13. GOVERNING LAW; JURISDICTION This Agreement and any claim or dispute arising out of or related to this Agreement or the transactions contemplated hereby, whether in contract, tort or otherwise, shall be governed by and construed in accordance with the laws in effect in the State of North Carolina, without giving effect to its conflicts of law principles. Each party irrevocably consents and agrees that any legal action, suit or proceeding against either of them arising out of, relating to or in connection with this Agreement or disputes relating hereto (whether for breach of contract, tortious conduct or otherwise) shall be brought only in the federal or state courts of the State of North Carolina located in Mecklenburg County, and herby irrevocably accepts and submits to the exclusive jurisdiction of the aforesaid courts in personam, with respect to any such action, suit or proceeding. EACH PARTY WAIVES, TO THE FULLEST EXTENT PERMITTED BY LAW, ANY RIGHT TO TRIAL BY JURY IN ANY ACTION, SUIT, CLAIM OR PROCEEDING BROUGHT TO ENFORCE, DEFEND OR INTERPRET ANY RIGHTS OR REMEDIES ARISING HEREUNDER, RELATING TO OR IN CONNECTION WITH THIS AGREEMENT.

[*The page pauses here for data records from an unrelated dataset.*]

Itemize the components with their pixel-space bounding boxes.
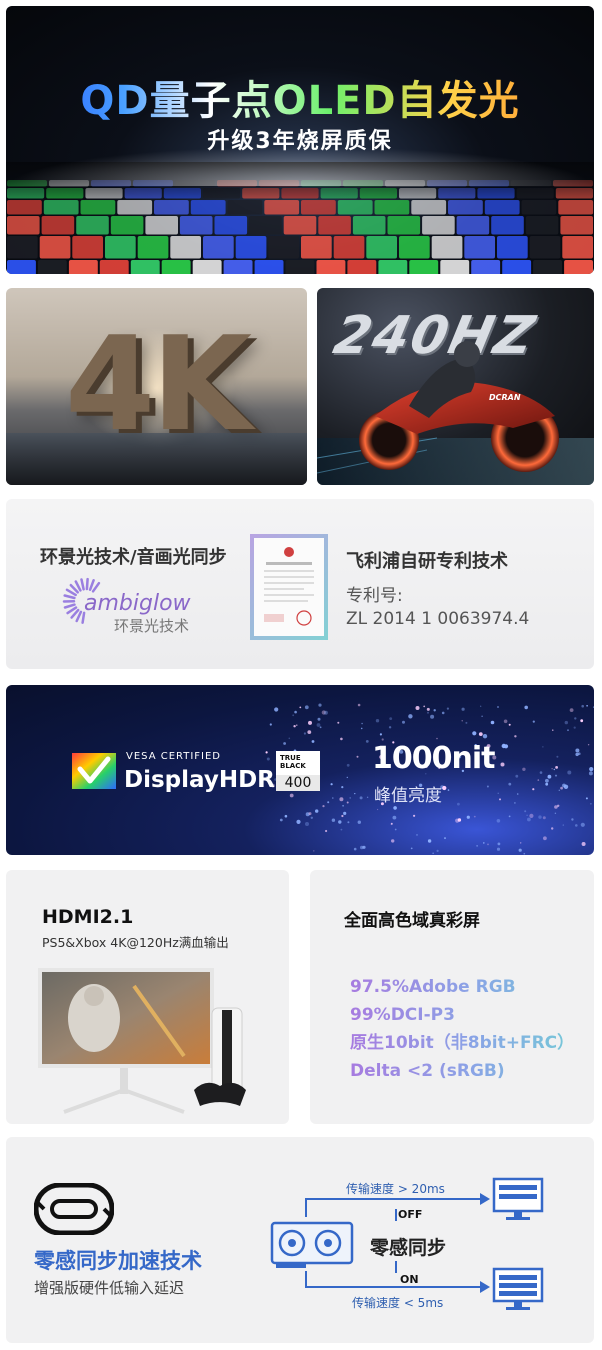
hero-subtitle: 升级3年烧屏质保	[207, 129, 393, 154]
vesa-certified-label: VESA CERTIFIED	[126, 751, 222, 762]
patent-number-label: 专利号:	[346, 586, 403, 606]
true-black-number: 400	[276, 775, 320, 791]
ambiglow-logo-subtitle: 环景光技术	[114, 617, 190, 635]
water-reflection	[6, 433, 307, 485]
true-black-badge: TRUE BLACK 400	[276, 751, 320, 791]
displayhdr-label: DisplayHDR™	[124, 767, 298, 793]
latency-diagram	[270, 1177, 544, 1310]
color-spec-item: 99%DCI-P3	[350, 1001, 574, 1029]
sync-tile: 零感同步加速技术 增强版硬件低输入延迟 传输速度 > 20ms OFF 零感同步…	[6, 1137, 594, 1343]
color-spec-item: 97.5%Adobe RGB	[350, 973, 574, 1001]
displayhdr-banner: VESA CERTIFIED DisplayHDR™ TRUE BLACK 40…	[6, 685, 594, 855]
monitor-console-graphic	[38, 968, 246, 1114]
true-black-label: TRUE BLACK	[280, 754, 306, 770]
monitor-icon-top	[492, 1177, 544, 1220]
resolution-tile: 4K	[6, 288, 307, 485]
motorcycle-graphic: DCRAN	[317, 341, 594, 485]
color-spec-list: 97.5%Adobe RGB 99%DCI-P3 原生10bit（非8bit+F…	[350, 973, 574, 1085]
hero-title: QD量子点OLED自发光	[6, 68, 594, 126]
top-speed-label: 传输速度 > 20ms	[346, 1182, 445, 1196]
color-gamut-heading: 全面高色域真彩屏	[344, 911, 480, 931]
vesa-logo-icon	[72, 753, 116, 789]
peak-brightness-value: 1000nit	[372, 741, 495, 776]
hdmi-subtitle: PS5&Xbox 4K@120Hz满血输出	[42, 935, 229, 950]
monitor-icon-bottom	[492, 1267, 544, 1310]
refresh-rate-tile: 240HZ DCRAN	[317, 288, 594, 485]
patent-certificate-image	[250, 534, 328, 640]
bottom-speed-label: 传输速度 < 5ms	[352, 1296, 444, 1310]
color-spec-item: Delta <2 (sRGB)	[350, 1057, 574, 1085]
patent-number: ZL 2014 1 0063974.4	[346, 609, 530, 629]
off-label: OFF	[398, 1208, 423, 1221]
svg-text:DCRAN: DCRAN	[489, 393, 521, 402]
certificate-document-icon	[264, 547, 314, 626]
graphics-card-icon	[270, 1221, 354, 1268]
ambiglow-logo-word: ambiglow	[84, 591, 191, 616]
hdmi-tile: HDMI2.1 PS5&Xbox 4K@120Hz满血输出	[6, 870, 289, 1124]
peak-brightness-label: 峰值亮度	[374, 786, 442, 806]
on-label: ON	[400, 1273, 419, 1286]
ambiglow-heading: 环景光技术/音画光同步	[40, 547, 227, 568]
qd-oled-banner: QD量子点OLED自发光 升级3年烧屏质保	[6, 6, 594, 274]
sync-center-label: 零感同步	[370, 1237, 447, 1259]
patent-heading: 飞利浦自研专利技术	[346, 551, 508, 572]
color-gamut-tile: 全面高色域真彩屏 97.5%Adobe RGB 99%DCI-P3 原生10bi…	[310, 870, 594, 1124]
color-spec-item: 原生10bit（非8bit+FRC）	[350, 1029, 574, 1057]
hdmi-heading: HDMI2.1	[42, 906, 134, 928]
ambiglow-patent-tile: 环景光技术/音画光同步 ambiglow 环景光技术 飞利浦自研专利技术 专利号…	[6, 499, 594, 669]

14. GENERAL This Agreement constitutes the sole and entire understanding between parties with respect to the subject matter hereof and supersedes all prior conversations, representations, promises whether verbal or written. The provisions of this Agreement are severable; if any clause or provision shall be held invalid or unenforceable, in whole or in part, then such invalidity shall attach only to such clause or provision, or part thereof, and shall not affect any other clause or provision. ScentAir reserves the right to amend any portion of this Agreement with or without notice. It is the Subscriber’s responsibility to review all ScentAir policies frequently to ensure compliance.